Speechless in front of all that pain, he reached for her fingers where they curled against the door. One touch and she shifted away, her fingers twitching.
Worry crowded his throat.
“Are you okay?” he asked, hating the stupidity of that question but not knowing where else to start.
She blinked and licked her lips. “Sure,” she lied.
“Savannah. You don’t have to pretend—”
“I’m tired,” she whispered and glanced behind her. “And I don’t want to wake up Katie.”
“Okay.” He wondered how he could even see her, she was so far away.
He waited until she shut the door in his face before hanging his head and retreating to the sleeping porch.
CHAPTER EIGHTEEN
“IT’S STUNNING,” Margot said the next afternoon, her face radiant with a bright smile. Matt felt an insane amount of pride. He was overwhelmed with it, actually. Humbled by it. “It’s so…”

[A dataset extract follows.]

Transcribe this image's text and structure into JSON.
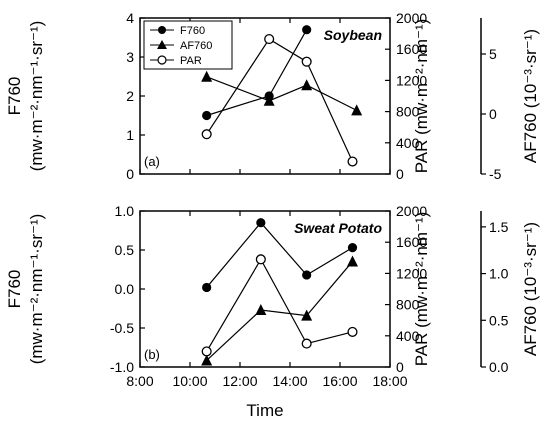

“Totally perfect!” Katie cried, spinning around in a circle, taking in what, Matt had to admit, was a totally perfect courtyard.
The flowers were planted, small hills and valleys of pinks and greens. Roses and hostas. Forget-me-nots, bougainvillaea and birds of paradise. Wisteria, lilac, honeysuckle. It was fragrant to the extreme, and he would never smell another flower without thinking of these women.
The cypress was trimmed and magnificent, the cobblestones replaced by a stunning carpet of green. The wall, barely visible in the back, was strong and would stay that way for a hundred years. The new greenhouse, a kit he’d ordered and modified, gleamed in the late afternoon sunlight.